Although this model may or may not mean true relationship-based care with a strong bind between an individual doctor and individual patient, it provides episodic care, urgent care, an annual exam, preventive services and other elements of primary care. When the physician or nurse practitioner is not available, the clinic is still open extended hours for urgent issues. Eliminating the requirements of insurers and combining the primary care practice with underutilized space at the urgent care clinic means that the PCP salary and overheads can be covered with about 10-12 patient visits per day, substantially less than the 25 or more visits per day that is typical in a PCP private office. It is more like a direct primary care practice. As a result, visits can be as long as needed. Added benefits can be discounted laboratory testing and medications available at wholesale prices.

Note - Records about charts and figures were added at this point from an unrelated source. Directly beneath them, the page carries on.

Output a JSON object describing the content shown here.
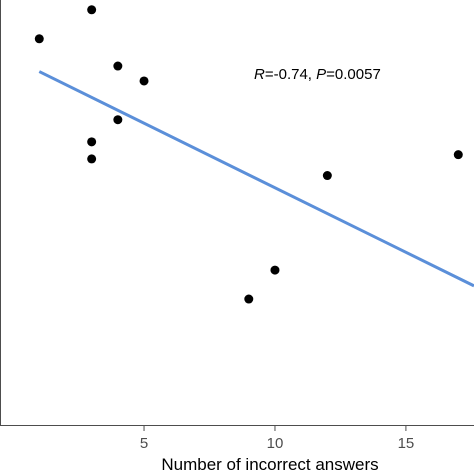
{
  "chart_data": {
    "type": "scatter",
    "title": "",
    "xlabel": "Number of incorrect answers",
    "ylabel": "",
    "xlim": [
      -0.5,
      17.6
    ],
    "ylim": [
      0,
      1
    ],
    "x_ticks": [
      5,
      10,
      15
    ],
    "grid": false,
    "colors": {
      "points": "#000000",
      "fit_line": "#5b8fd9",
      "axis": "#4d4d4d"
    },
    "points": [
      {
        "x": 1,
        "y": 0.909
      },
      {
        "x": 3,
        "y": 0.977
      },
      {
        "x": 3,
        "y": 0.667
      },
      {
        "x": 3,
        "y": 0.627
      },
      {
        "x": 4,
        "y": 0.845
      },
      {
        "x": 4,
        "y": 0.719
      },
      {
        "x": 5,
        "y": 0.81
      },
      {
        "x": 9,
        "y": 0.298
      },
      {
        "x": 10,
        "y": 0.366
      },
      {
        "x": 12,
        "y": 0.588
      },
      {
        "x": 17,
        "y": 0.637
      }
    ],
    "fit_line": {
      "x": [
        1,
        17.6
      ],
      "y": [
        0.832,
        0.329
      ]
    },
    "annotation": {
      "r_label": "R",
      "r_value": "=-0.74, ",
      "p_label": "P",
      "p_value": "=0.0057"
    }
  }
}
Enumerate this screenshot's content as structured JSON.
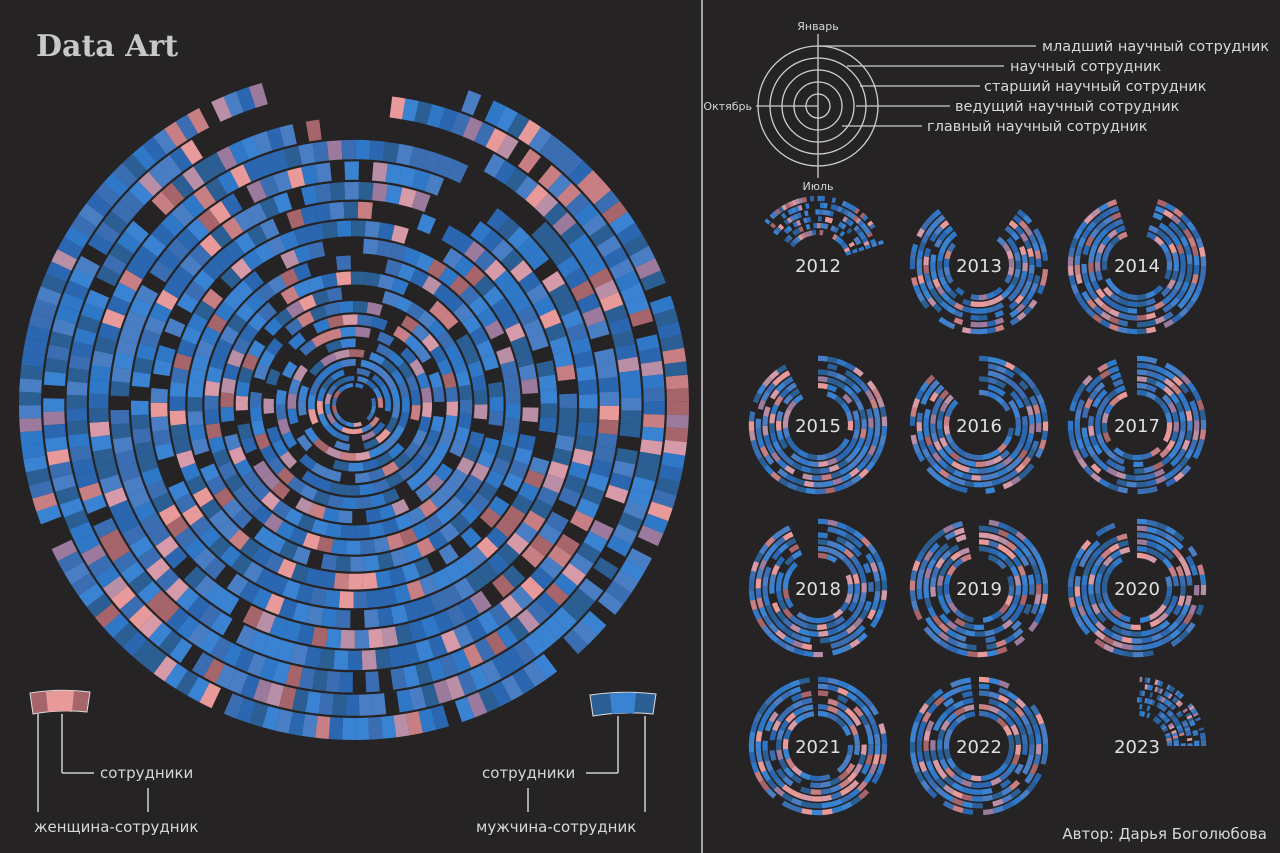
{
  "title": "Data Art",
  "colors": {
    "background": "#252323",
    "divider": "#d0d0d0",
    "male_palette": [
      "#2f78c8",
      "#3a82d2",
      "#2a67b0",
      "#4a7ec4",
      "#2b5f93",
      "#3b6db2"
    ],
    "female_palette": [
      "#e89a9a",
      "#d79aa8",
      "#b98fa8",
      "#c77f84",
      "#9b7a9e",
      "#a5656a"
    ],
    "text": "#d8d8d8"
  },
  "legend_left": {
    "employees": "сотрудники",
    "female_employee": "женщина-сотрудник"
  },
  "legend_right": {
    "employees": "сотрудники",
    "male_employee": "мужчина-сотрудник"
  },
  "key": {
    "months": {
      "top": "Январь",
      "left": "Октябрь",
      "bottom": "Июль"
    },
    "positions": [
      "младший научный сотрудник",
      "научный сотрудник",
      "старший научный сотрудник",
      "ведущий научный сотрудник",
      "главный научный сотрудник"
    ]
  },
  "years": [
    {
      "label": "2012",
      "fill": 0.35,
      "start": 0.85
    },
    {
      "label": "2013",
      "fill": 0.8,
      "start": 0.1
    },
    {
      "label": "2014",
      "fill": 0.9,
      "start": 0.05
    },
    {
      "label": "2015",
      "fill": 0.92,
      "start": 0.0
    },
    {
      "label": "2016",
      "fill": 0.88,
      "start": 0.0
    },
    {
      "label": "2017",
      "fill": 0.95,
      "start": 0.0
    },
    {
      "label": "2018",
      "fill": 0.93,
      "start": 0.0
    },
    {
      "label": "2019",
      "fill": 0.96,
      "start": 0.0
    },
    {
      "label": "2020",
      "fill": 0.97,
      "start": 0.0
    },
    {
      "label": "2021",
      "fill": 0.98,
      "start": 0.0
    },
    {
      "label": "2022",
      "fill": 0.98,
      "start": 0.0
    },
    {
      "label": "2023",
      "fill": 0.25,
      "start": 0.0
    }
  ],
  "author": "Автор: Дарья Боголюбова"
}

Dr. Josh Umbehr, the founder at AtlasMD direct primary care practice, offered an interesting opinion piece, titled “A Solution to ER Overcrowding: Direct Care.” He moonlights in a local ER and comments that about 80 percent of what he sees he could have treated in his primary care office at a lower cost. He states that he is required by hospital protocol to do multiple tests that he would not likely do in his own practice, which increase the costs of care to more than $500 per visit. Recognizing that they will often not be paid since the patient may not have insurance, about 50 percent of hospitals now charge a fee of about $150 in cash for those seeking care in the ER but not requiring true emergent help. Although the patient’s insurance might pay for the ER visit, the patient is expected to pay the $150 fee. Further, for that same $150, Dr. Umbehr would not only treat the current issue but give a three-month membership to his practice. If the patient needed a follow-up, they would receive it at no extra cost, whereas an ER visit would be at least an additional $150 out of pocket.
PCPs with a direct primary care practice are available 24/7 by cell phone and can do most of what the urgent care centers can do, excepting some moderate trauma care. Ostensibly they are in competition but an innovative partnership would perhaps create a site for blood drawing, etc. and be advantageous to both parties plus the patient.

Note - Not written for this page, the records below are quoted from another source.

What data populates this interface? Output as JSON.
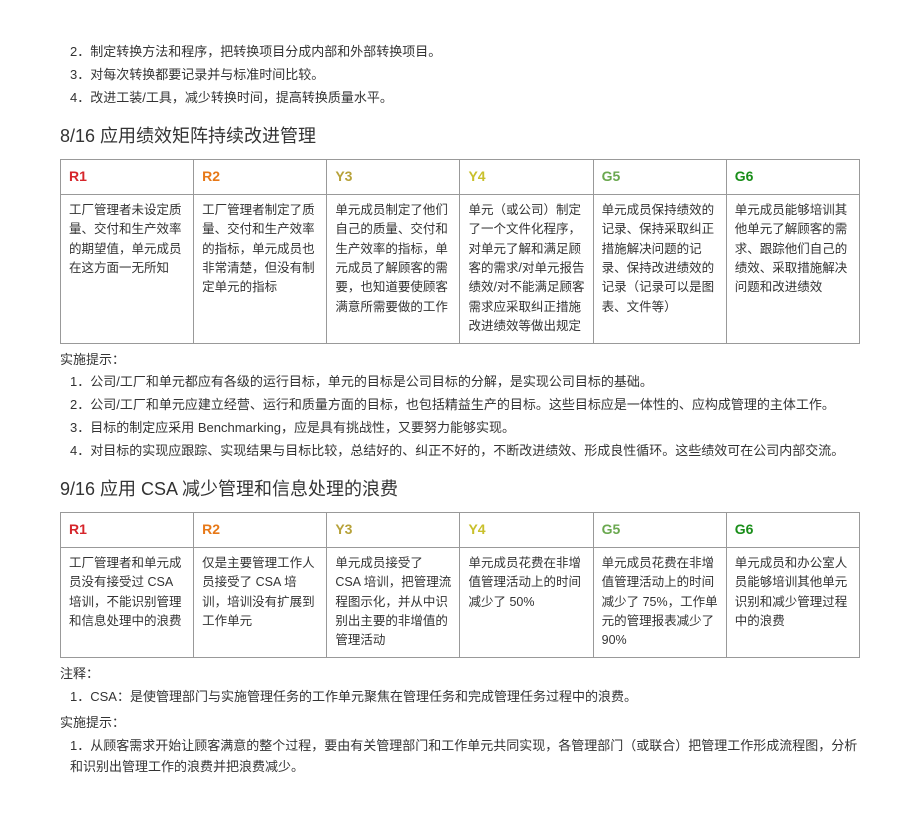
{
  "intro_items": [
    "2．制定转换方法和程序，把转换项目分成内部和外部转换项目。",
    "3．对每次转换都要记录并与标准时间比较。",
    "4．改进工装/工具，减少转换时间，提高转换质量水平。"
  ],
  "section1": {
    "title": "8/16 应用绩效矩阵持续改进管理",
    "headers": [
      {
        "label": "R1",
        "cls": "c-r1"
      },
      {
        "label": "R2",
        "cls": "c-r2"
      },
      {
        "label": "Y3",
        "cls": "c-y3"
      },
      {
        "label": "Y4",
        "cls": "c-y4"
      },
      {
        "label": "G5",
        "cls": "c-g5"
      },
      {
        "label": "G6",
        "cls": "c-g6"
      }
    ],
    "cells": [
      "工厂管理者未设定质量、交付和生产效率的期望值，单元成员在这方面一无所知",
      "工厂管理者制定了质量、交付和生产效率的指标，单元成员也非常清楚，但没有制定单元的指标",
      "单元成员制定了他们自己的质量、交付和生产效率的指标，单元成员了解顾客的需要，也知道要使顾客满意所需要做的工作",
      "单元（或公司）制定了一个文件化程序，对单元了解和满足顾客的需求/对单元报告绩效/对不能满足顾客需求应采取纠正措施改进绩效等做出规定",
      "单元成员保持绩效的记录、保持采取纠正措施解决问题的记录、保持改进绩效的记录（记录可以是图表、文件等）",
      "单元成员能够培训其他单元了解顾客的需求、跟踪他们自己的绩效、采取措施解决问题和改进绩效"
    ],
    "hint_label": "实施提示：",
    "hints": [
      "1．公司/工厂和单元都应有各级的运行目标，单元的目标是公司目标的分解，是实现公司目标的基础。",
      "2．公司/工厂和单元应建立经营、运行和质量方面的目标，也包括精益生产的目标。这些目标应是一体性的、应构成管理的主体工作。",
      "3．目标的制定应采用 Benchmarking，应是具有挑战性，又要努力能够实现。",
      "4．对目标的实现应跟踪、实现结果与目标比较，总结好的、纠正不好的，不断改进绩效、形成良性循环。这些绩效可在公司内部交流。"
    ]
  },
  "section2": {
    "title": "9/16 应用 CSA 减少管理和信息处理的浪费",
    "headers": [
      {
        "label": "R1",
        "cls": "c-r1"
      },
      {
        "label": "R2",
        "cls": "c-r2"
      },
      {
        "label": "Y3",
        "cls": "c-y3"
      },
      {
        "label": "Y4",
        "cls": "c-y4"
      },
      {
        "label": "G5",
        "cls": "c-g5"
      },
      {
        "label": "G6",
        "cls": "c-g6"
      }
    ],
    "cells": [
      "工厂管理者和单元成员没有接受过 CSA 培训，不能识别管理和信息处理中的浪费",
      "仅是主要管理工作人员接受了 CSA 培训，培训没有扩展到工作单元",
      "单元成员接受了 CSA 培训，把管理流程图示化，并从中识别出主要的非增值的管理活动",
      "单元成员花费在非增值管理活动上的时间减少了 50%",
      "单元成员花费在非增值管理活动上的时间减少了 75%，工作单元的管理报表减少了 90%",
      "单元成员和办公室人员能够培训其他单元识别和减少管理过程中的浪费"
    ],
    "note_label": "注释：",
    "notes": [
      "1．CSA：是使管理部门与实施管理任务的工作单元聚焦在管理任务和完成管理任务过程中的浪费。"
    ],
    "hint_label": "实施提示：",
    "hints": [
      "1．从顾客需求开始让顾客满意的整个过程，要由有关管理部门和工作单元共同实现，各管理部门（或联合）把管理工作形成流程图，分析和识别出管理工作的浪费并把浪费减少。"
    ]
  }
}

Urgent care centers offer a valuable option to the community but they are undergoing extreme and rising competition from the chain pharmacies like CVS and Walgreens and soon Walmart. Each of these siphons off a large percentage of the “easier” patients leaving the urgent care center for broken bones, lacerations, etc. That is not enough to sustain the business so they will need to find new venues for care delivery. Including a primary care physician(s) on site in an innovative payment arrangement or serving as a care site for evening issues at nursing homes or assisted living facilities may prove valuable and extend their viability. Otherwise, they may become dinosaurs and close down.
Stephen C. Schimpff is a quasi-retired internist, professor of medicine and public policy, former CEO, University of Maryland Medical Center, and senior advisor, Sage Growth Partners. He is the author of Fixing the Primary Care Crisis: Reclaiming the Patient-Doctor Relationship and Returning Healthcare Decisions to You and Your Doctor.